The finite-difference code SARAS uses non-uniform grids to increase resolution near the walls. To generate non-uniform spacing, a tangent-hyperbolic function is used:
$$ x = \frac{L}{2}\left[1 - \frac{\tanh{[\beta(1 - 2\xi)]}}{\tanh{\beta}}\right] $$Here, \(\xi\) varies uniformly from \(0\) to \(1\), but \(x\) varies non-uniformly from \(0\) to \(L\). Below is a set of 5 non-uniform grids spanning a domain of \(L = 2.0\), with \(\beta\) ranging from \(0.8\) to \(2.0\). The grid is very finely spaced at either ends of the domain, and coarse around the center, at \(\xi = 0.5\). Such grids are useful for simulating internal flows like channel flows, where the domain is bounded by no-slip walls at both ends.

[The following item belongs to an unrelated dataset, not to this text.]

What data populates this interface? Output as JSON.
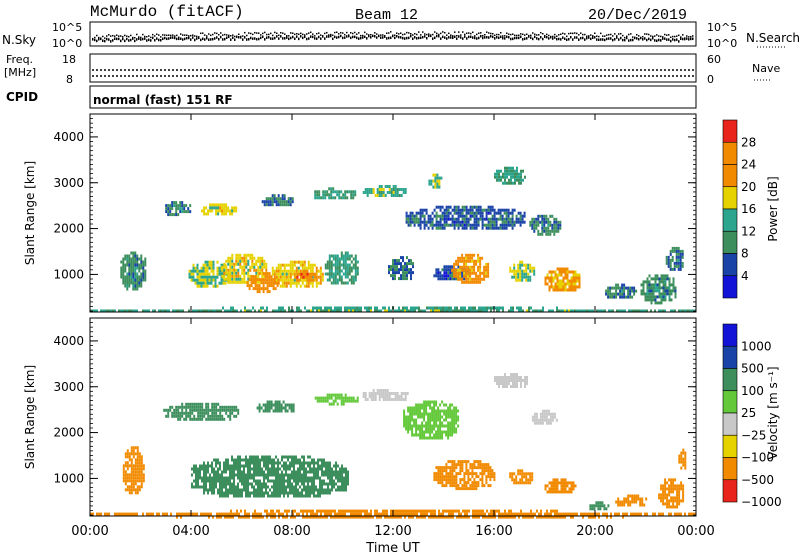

As the stretching parameter \(\beta\) increases, the non-uniformity of the grid also increases. For very high values of \(\beta\), the grid stretches so widely that the lowest spacing is \(\Delta x_{min} = 0.0012\), while the maximum spacing is \(\Delta x_{max} = 0.016\). With orthogonal grids in 2D or 3D domains, such high stretching can produce cells of skewness greater than 10. This can introduce a great degree of inaccuracy in some finite-difference codes. It is safe to keep \(\beta\) less than 1.8 in such cases.
It is also possible to have grids that are fine at one end of the domain and coarse at the other end. Such grids are useful for simulating external flows, where the grid has to be fine near the surface of a body (like an airfoil), but can be less resolved farther away into the flow field. A slightly modified form of the equation is used to achieve this:
$$ x = L\left[1 - \frac{\tanh{[\beta(1 - \xi)]}}{\tanh{\beta}}\right] $$Finally, all derivatives are calculated with respect to \(\xi\) on the uniform grid, and transformed to the non-uniform grid using chain rule:
$$ \frac{\partial f}{\partial x} = \frac{\partial \xi}{\partial x}\frac{\partial f}{\partial \xi} $$ $$ \frac{\partial^2 f}{\partial x^2} = \frac{\partial^2 \xi}{\partial x^2}\frac{\partial f}{\partial \xi} + \left(\frac{\partial \xi}{\partial x}\right)^2\frac{\partial^2 f}{\partial \xi^2} $$The above formulae apply to simple orthogonal coordinate systems. With curvilinear coordinates, more terms will appear in the equation. Just as \(\xi\) corresponds to the transformed grid along \(x\), we have \(\eta\) and \(\zeta\) as the corresponding coordinates for \(y\) and \(z\) respectively. Then we will have contributions from derivatives with respect to these coordinates as well in the final equation for derivatives in physical plane.